На пороге книги. Глава 34. Домик среди скал

Екатерина Патяева
34. ДОМИК СРЕДИ СКАЛ

        На рассвете следующего дня, когда Кельга медленно шла по извилистой тропинке фьорда (как она там оказалась, она не смогла бы внятно объяснить никому, кроме Юви, которая уже вошла в жизнь Кельги и ещё не раз появится в этом повествовании, но рассказать о ней Кельге хотелось ещё не сейчас, чуть попозже), она была уверена, что её книга закончена — точка была поставлена, и несколько кусочков следующей главы, которые накопились у неё за  последние дни, казались ей избыточными. В голове у неё звучала строчка, родившаяся несколько минут назад: стихопадом с неба падают стихи…  она представила, как падающие стихи летят и расправляют крылышки — и возникла вторая строчка. Кельга шла и почти воочию видела падающие с неба полупрозрачные стихи, похожие на большие мерцающие снежинки, они летели, расправляли свои маленькие крылышки и росли. А из утреннего тумана медленно и неторопливо выкатилось солнце — таким золотистым и ярким в этом году оно ещё не было, и Кельга даже в ладоши захлопала от радости, и, конечно же, этому золотистому солнцу тоже захотелось попасть в возникающий стих. Радость запела в душе Кельги и она подумала, что именно так люди должны ощущать себя в раю, и ей вспомнились поразительные слова Хорхе Луиса Борхеса: каждый человек каждый день хотя бы на миг бывает в раю. Подумав, она поставила их эпиграфом к только что родившемуся стиху.
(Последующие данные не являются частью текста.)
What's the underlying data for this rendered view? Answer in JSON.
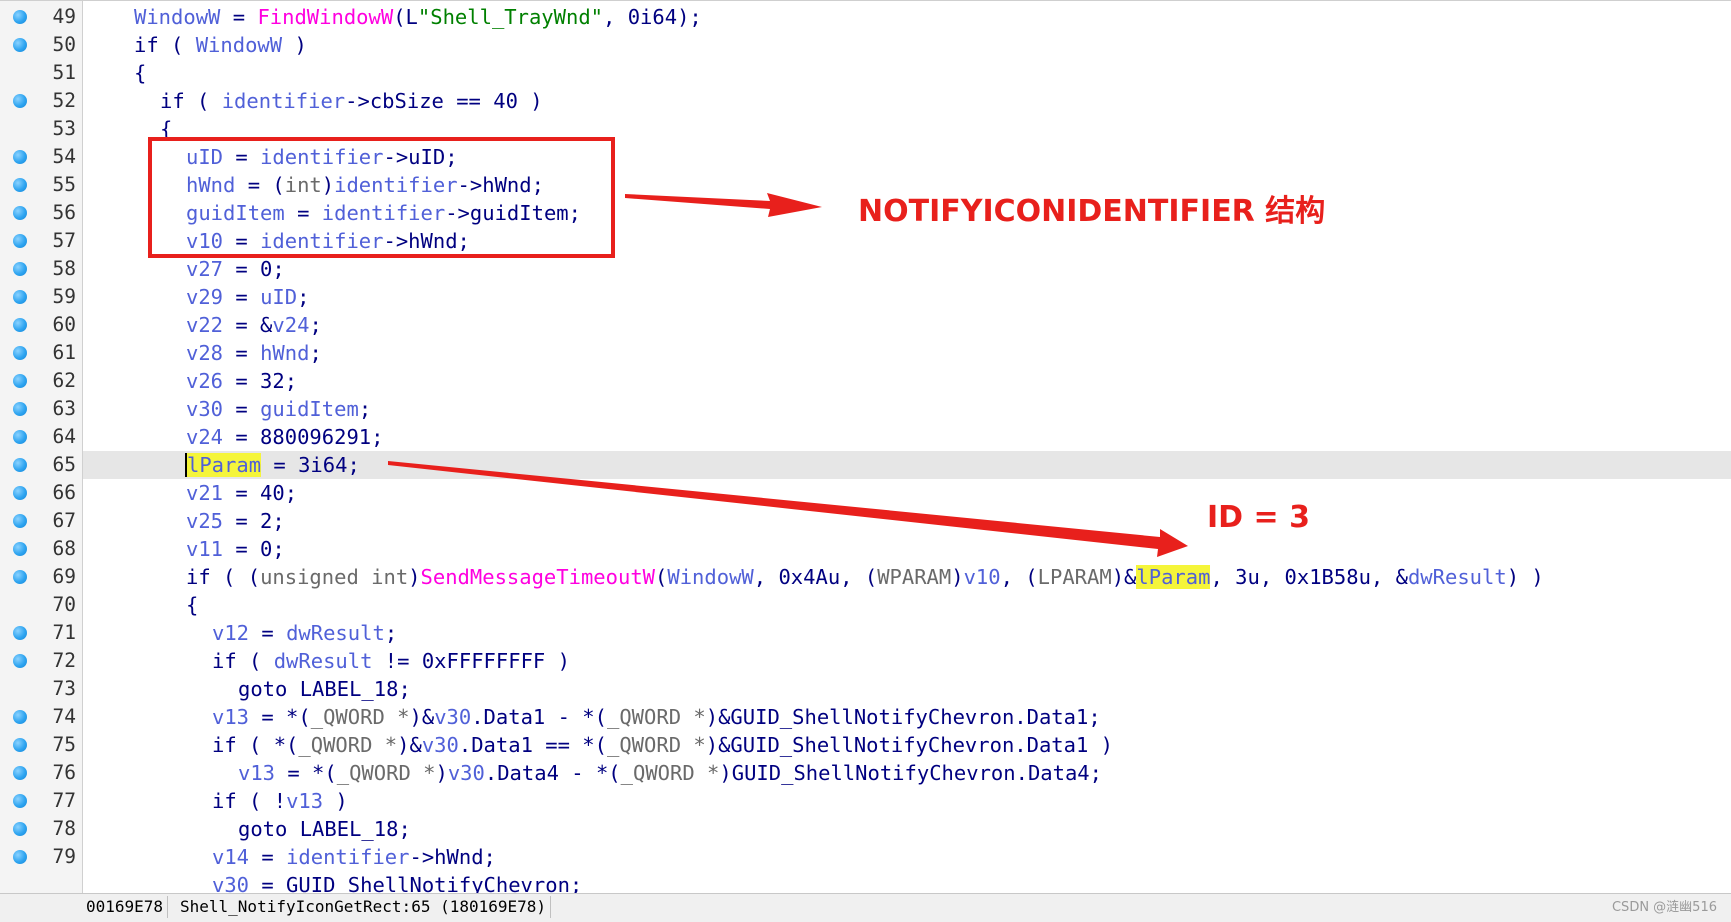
{
  "editor": {
    "lines": [
      {
        "n": "49",
        "bp": true,
        "indent": 0,
        "tokens": [
          [
            "v",
            "WindowW"
          ],
          [
            "k",
            " = "
          ],
          [
            "f",
            "FindWindowW"
          ],
          [
            "k",
            "(L"
          ],
          [
            "s",
            "\"Shell_TrayWnd\""
          ],
          [
            "k",
            ", 0i64);"
          ]
        ]
      },
      {
        "n": "50",
        "bp": true,
        "indent": 0,
        "tokens": [
          [
            "k",
            "if ( "
          ],
          [
            "v",
            "WindowW"
          ],
          [
            "k",
            " )"
          ]
        ]
      },
      {
        "n": "51",
        "bp": false,
        "indent": 0,
        "tokens": [
          [
            "k",
            "{"
          ]
        ]
      },
      {
        "n": "52",
        "bp": true,
        "indent": 1,
        "tokens": [
          [
            "k",
            "if ( "
          ],
          [
            "v",
            "identifier"
          ],
          [
            "k",
            "->cbSize == 40 )"
          ]
        ]
      },
      {
        "n": "53",
        "bp": false,
        "indent": 1,
        "tokens": [
          [
            "k",
            "{"
          ]
        ]
      },
      {
        "n": "54",
        "bp": true,
        "indent": 2,
        "tokens": [
          [
            "v",
            "uID"
          ],
          [
            "k",
            " = "
          ],
          [
            "v",
            "identifier"
          ],
          [
            "k",
            "->uID;"
          ]
        ]
      },
      {
        "n": "55",
        "bp": true,
        "indent": 2,
        "tokens": [
          [
            "v",
            "hWnd"
          ],
          [
            "k",
            " = ("
          ],
          [
            "c",
            "int"
          ],
          [
            "k",
            ")"
          ],
          [
            "v",
            "identifier"
          ],
          [
            "k",
            "->hWnd;"
          ]
        ]
      },
      {
        "n": "56",
        "bp": true,
        "indent": 2,
        "tokens": [
          [
            "v",
            "guidItem"
          ],
          [
            "k",
            " = "
          ],
          [
            "v",
            "identifier"
          ],
          [
            "k",
            "->guidItem;"
          ]
        ]
      },
      {
        "n": "57",
        "bp": true,
        "indent": 2,
        "tokens": [
          [
            "v",
            "v10"
          ],
          [
            "k",
            " = "
          ],
          [
            "v",
            "identifier"
          ],
          [
            "k",
            "->hWnd;"
          ]
        ]
      },
      {
        "n": "58",
        "bp": true,
        "indent": 2,
        "tokens": [
          [
            "v",
            "v27"
          ],
          [
            "k",
            " = 0;"
          ]
        ]
      },
      {
        "n": "59",
        "bp": true,
        "indent": 2,
        "tokens": [
          [
            "v",
            "v29"
          ],
          [
            "k",
            " = "
          ],
          [
            "v",
            "uID"
          ],
          [
            "k",
            ";"
          ]
        ]
      },
      {
        "n": "60",
        "bp": true,
        "indent": 2,
        "tokens": [
          [
            "v",
            "v22"
          ],
          [
            "k",
            " = &"
          ],
          [
            "v",
            "v24"
          ],
          [
            "k",
            ";"
          ]
        ]
      },
      {
        "n": "61",
        "bp": true,
        "indent": 2,
        "tokens": [
          [
            "v",
            "v28"
          ],
          [
            "k",
            " = "
          ],
          [
            "v",
            "hWnd"
          ],
          [
            "k",
            ";"
          ]
        ]
      },
      {
        "n": "62",
        "bp": true,
        "indent": 2,
        "tokens": [
          [
            "v",
            "v26"
          ],
          [
            "k",
            " = 32;"
          ]
        ]
      },
      {
        "n": "63",
        "bp": true,
        "indent": 2,
        "tokens": [
          [
            "v",
            "v30"
          ],
          [
            "k",
            " = "
          ],
          [
            "v",
            "guidItem"
          ],
          [
            "k",
            ";"
          ]
        ]
      },
      {
        "n": "64",
        "bp": true,
        "indent": 2,
        "tokens": [
          [
            "v",
            "v24"
          ],
          [
            "k",
            " = 880096291;"
          ]
        ]
      },
      {
        "n": "65",
        "bp": true,
        "indent": 2,
        "current": true,
        "tokens": [
          [
            "vcur",
            "l"
          ],
          [
            "vhi",
            "Param"
          ],
          [
            "k",
            " = 3i64;"
          ]
        ]
      },
      {
        "n": "66",
        "bp": true,
        "indent": 2,
        "tokens": [
          [
            "v",
            "v21"
          ],
          [
            "k",
            " = 40;"
          ]
        ]
      },
      {
        "n": "67",
        "bp": true,
        "indent": 2,
        "tokens": [
          [
            "v",
            "v25"
          ],
          [
            "k",
            " = 2;"
          ]
        ]
      },
      {
        "n": "68",
        "bp": true,
        "indent": 2,
        "tokens": [
          [
            "v",
            "v11"
          ],
          [
            "k",
            " = 0;"
          ]
        ]
      },
      {
        "n": "69",
        "bp": true,
        "indent": 2,
        "tokens": [
          [
            "k",
            "if ( ("
          ],
          [
            "c",
            "unsigned int"
          ],
          [
            "k",
            ")"
          ],
          [
            "f",
            "SendMessageTimeoutW"
          ],
          [
            "k",
            "("
          ],
          [
            "v",
            "WindowW"
          ],
          [
            "k",
            ", 0x4Au, ("
          ],
          [
            "c",
            "WPARAM"
          ],
          [
            "k",
            ")"
          ],
          [
            "v",
            "v10"
          ],
          [
            "k",
            ", ("
          ],
          [
            "c",
            "LPARAM"
          ],
          [
            "k",
            ")&"
          ],
          [
            "vhi",
            "lParam"
          ],
          [
            "k",
            ", 3u, 0x1B58u, &"
          ],
          [
            "v",
            "dwResult"
          ],
          [
            "k",
            ") )"
          ]
        ]
      },
      {
        "n": "70",
        "bp": false,
        "indent": 2,
        "tokens": [
          [
            "k",
            "{"
          ]
        ]
      },
      {
        "n": "71",
        "bp": true,
        "indent": 3,
        "tokens": [
          [
            "v",
            "v12"
          ],
          [
            "k",
            " = "
          ],
          [
            "v",
            "dwResult"
          ],
          [
            "k",
            ";"
          ]
        ]
      },
      {
        "n": "72",
        "bp": true,
        "indent": 3,
        "tokens": [
          [
            "k",
            "if ( "
          ],
          [
            "v",
            "dwResult"
          ],
          [
            "k",
            " != 0xFFFFFFFF )"
          ]
        ]
      },
      {
        "n": "73",
        "bp": false,
        "indent": 4,
        "tokens": [
          [
            "k",
            "goto LABEL_18;"
          ]
        ]
      },
      {
        "n": "74",
        "bp": true,
        "indent": 3,
        "tokens": [
          [
            "v",
            "v13"
          ],
          [
            "k",
            " = *("
          ],
          [
            "c",
            "_QWORD *"
          ],
          [
            "k",
            ")&"
          ],
          [
            "v",
            "v30"
          ],
          [
            "k",
            ".Data1 - *("
          ],
          [
            "c",
            "_QWORD *"
          ],
          [
            "k",
            ")&GUID_ShellNotifyChevron.Data1;"
          ]
        ]
      },
      {
        "n": "75",
        "bp": true,
        "indent": 3,
        "tokens": [
          [
            "k",
            "if ( *("
          ],
          [
            "c",
            "_QWORD *"
          ],
          [
            "k",
            ")&"
          ],
          [
            "v",
            "v30"
          ],
          [
            "k",
            ".Data1 == *("
          ],
          [
            "c",
            "_QWORD *"
          ],
          [
            "k",
            ")&GUID_ShellNotifyChevron.Data1 )"
          ]
        ]
      },
      {
        "n": "76",
        "bp": true,
        "indent": 4,
        "tokens": [
          [
            "v",
            "v13"
          ],
          [
            "k",
            " = *("
          ],
          [
            "c",
            "_QWORD *"
          ],
          [
            "k",
            ")"
          ],
          [
            "v",
            "v30"
          ],
          [
            "k",
            ".Data4 - *("
          ],
          [
            "c",
            "_QWORD *"
          ],
          [
            "k",
            ")GUID_ShellNotifyChevron.Data4;"
          ]
        ]
      },
      {
        "n": "77",
        "bp": true,
        "indent": 3,
        "tokens": [
          [
            "k",
            "if ( !"
          ],
          [
            "v",
            "v13"
          ],
          [
            "k",
            " )"
          ]
        ]
      },
      {
        "n": "78",
        "bp": true,
        "indent": 4,
        "tokens": [
          [
            "k",
            "goto LABEL_18;"
          ]
        ]
      },
      {
        "n": "79",
        "bp": true,
        "indent": 3,
        "tokens": [
          [
            "v",
            "v14"
          ],
          [
            "k",
            " = "
          ],
          [
            "v",
            "identifier"
          ],
          [
            "k",
            "->hWnd;"
          ]
        ]
      },
      {
        "n": "",
        "bp": false,
        "indent": 3,
        "tokens": [
          [
            "v",
            "v30"
          ],
          [
            "k",
            " = GUID_ShellNotifyChevron;"
          ]
        ]
      }
    ]
  },
  "annotations": {
    "struct_label": "NOTIFYICONIDENTIFIER 结构",
    "id_label": "ID = 3",
    "color": "#e8201c"
  },
  "statusbar": {
    "address": "00169E78",
    "location": "Shell_NotifyIconGetRect:65 (180169E78)"
  },
  "watermark": "CSDN @涟幽516",
  "colors": {
    "keyword": "#000080",
    "variable": "#5060d8",
    "function": "#ff00e0",
    "string": "#008000",
    "type": "#6a6a6a",
    "highlight": "#f5f53a",
    "breakpoint": "#2ea4f0"
  }
}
        Каждый человек каждый день
        хотя бы на миг бывает в раю.
                Хорхе Луис Борхес

Стихопадом с неба падают стихи,
расправляя крылышки в полёте,
и прощаются нам старые грехи,
растворяясь в медленном стиховороте.

И выходит солнце из тумана,
звонким золотом окрасив небеса,
перед нами рай — и это странно...
вот такие утром чудеса.

        Возвращаясь в свой маленький домик среди скал и сосен, на крыше которого уютно расположился мягкий сонный мох, в домик, подаренный ей щедрой Юви, пробираясь по заснеженным тропам фьорда и любуюясь суровой красотой этих мест, Кельга.размышляла о своих непростых отношениях с Аурелием. Прочитав предыдущую главу, он смущённо назвал себя "засранцем", Кельга шла и улыбалась этому признанию. Да, он был не вполне честен в их отношениях, он нередко лукавил и не выполнял обещаний, не отвечал на письма и телефонные звонки, временами бывал несправедлив, временами видел на её месте лишь некое отражение себя самого… Он несколько раз глубоко ранил её душу, и ей приходилось долго залечивать раны. Всё это было так. Но сегодня всё это не имело для Кельги большого значения, всё это было уже в прошлом. Начинался новый день и её ждала вторая встреча той удивительной группы, которая возникла на её мастер-классе по драматической импровизации, где они читали и разыгрывали «Розу Парацельса» Борхеса.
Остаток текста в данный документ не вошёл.